Jakarta, PONTAS.ID – Terhambatnya proyek Kereta Cepat Jakarta-Bandung terus dievaluasi, meski groundbreaking sudah dilakukan sejak 2016. Ada beberapa hambatan dengan pembangunan kereta cepat Jakarta-Bandung tersebut, Namun, proyek yang bakal mempercepat waktu tempuh Jakarta-Bandung ini namun masih terkait pembebasan lahan.
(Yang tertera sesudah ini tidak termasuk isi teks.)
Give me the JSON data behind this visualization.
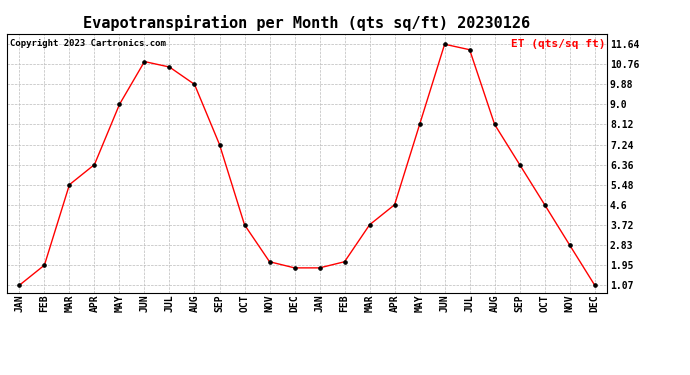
{
  "title": "Evapotranspiration per Month (qts sq/ft) 20230126",
  "copyright": "Copyright 2023 Cartronics.com",
  "legend_label": "ET (qts/sq ft)",
  "x_labels": [
    "JAN",
    "FEB",
    "MAR",
    "APR",
    "MAY",
    "JUN",
    "JUL",
    "AUG",
    "SEP",
    "OCT",
    "NOV",
    "DEC",
    "JAN",
    "FEB",
    "MAR",
    "APR",
    "MAY",
    "JUN",
    "JUL",
    "AUG",
    "SEP",
    "OCT",
    "NOV",
    "DEC"
  ],
  "y_values": [
    1.07,
    1.95,
    5.48,
    6.36,
    9.0,
    10.88,
    10.64,
    9.88,
    7.24,
    3.72,
    2.1,
    1.83,
    1.83,
    2.1,
    3.72,
    4.6,
    8.12,
    11.64,
    11.4,
    8.12,
    6.36,
    4.6,
    2.83,
    1.07
  ],
  "y_ticks": [
    1.07,
    1.95,
    2.83,
    3.72,
    4.6,
    5.48,
    6.36,
    7.24,
    8.12,
    9.0,
    9.88,
    10.76,
    11.64
  ],
  "y_min": 0.75,
  "y_max": 12.1,
  "line_color": "red",
  "marker_color": "black",
  "background_color": "white",
  "grid_color": "#bbbbbb",
  "title_fontsize": 11,
  "copyright_fontsize": 6.5,
  "legend_fontsize": 8,
  "tick_fontsize": 7
}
Komisaris PT KCIC Sahala Lumban Gaol mengatakan, buat penyelesain terkait pembebasan lahan alami perkembangan positif. Sampai saat ini lahan sudah diserahkan sepanjang 55 kilometer kepada kontraktor, lalu 22 kilomter sudah persiapan untuk pembangunan. Selain itu, 33 kilometer persiapan land clearing.
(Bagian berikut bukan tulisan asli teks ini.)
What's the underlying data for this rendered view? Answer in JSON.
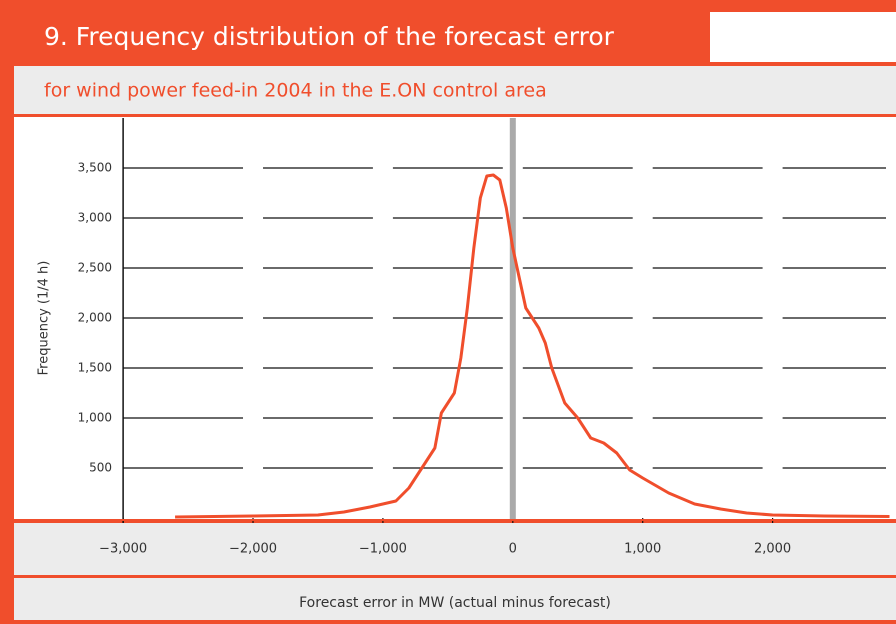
{
  "chart_data": {
    "type": "line",
    "title": "9. Frequency distribution of the forecast error",
    "subtitle": "for wind power feed-in 2004 in the E.ON control area",
    "xlabel": "Forecast error in MW (actual minus forecast)",
    "ylabel": "Frequency (1/4 h)",
    "x": [
      -2600,
      -2000,
      -1500,
      -1300,
      -1100,
      -900,
      -800,
      -700,
      -600,
      -550,
      -450,
      -400,
      -350,
      -300,
      -250,
      -200,
      -150,
      -100,
      -50,
      0,
      50,
      100,
      200,
      250,
      300,
      400,
      500,
      600,
      700,
      800,
      900,
      1000,
      1200,
      1400,
      1600,
      1800,
      2000,
      2400,
      2900
    ],
    "series": [
      {
        "name": "Frequency",
        "color": "#f04e2c",
        "values": [
          10,
          20,
          30,
          60,
          110,
          170,
          300,
          500,
          700,
          1050,
          1250,
          1600,
          2100,
          2700,
          3200,
          3420,
          3430,
          3380,
          3100,
          2700,
          2400,
          2100,
          1900,
          1750,
          1500,
          1150,
          1000,
          800,
          750,
          650,
          480,
          400,
          250,
          140,
          90,
          50,
          30,
          20,
          15
        ]
      }
    ],
    "xlim": [
      -3840,
      2950
    ],
    "ylim": [
      0,
      4000
    ],
    "xticks": [
      {
        "value": -3000,
        "label": "−3,000"
      },
      {
        "value": -2000,
        "label": "−2,000"
      },
      {
        "value": -1000,
        "label": "−1,000"
      },
      0,
      {
        "value": 1000,
        "label": "1,000"
      },
      {
        "value": 2000,
        "label": "2,000"
      }
    ],
    "yticks": [
      500,
      {
        "value": 1000,
        "label": "1,000"
      },
      {
        "value": 1500,
        "label": "1,500"
      },
      {
        "value": 2000,
        "label": "2,000"
      },
      {
        "value": 2500,
        "label": "2,500"
      },
      {
        "value": 3000,
        "label": "3,000"
      },
      {
        "value": 3500,
        "label": "3,500"
      }
    ],
    "grid": true
  }
}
Sahala menegaskan, skema pembiayaan dari konsorsium China masih dalam proses persyaratan terkait pembebasan lahan.
“Jadi begini, pencairan dana itu kan selalu ada perjanjian persyaratan pencairan dana, sekarang kita lagi menyelesaikannya, pembebasan lahan berapa persen, salah satunya kita sudah mendekati itu,” kata Sahal Lumban Gaol selaku Komisaris PT KCIC, Jakarta, Jumat, (9/2/18).
Menteri Koordinator Bidang Kemaritiman, Luhut Pandjaitan menjelaskan sampai saat ini kendala terbagi menjadi tiga satu mengenai tanah, perizinan dan pembiayaannya. “Mengenai tanah sepertinya kami akan bisa selesaikan, tadi semua hadir pokoknya akhir bulan ini, paling lambat awal bulan depan selesai.” ujarnya.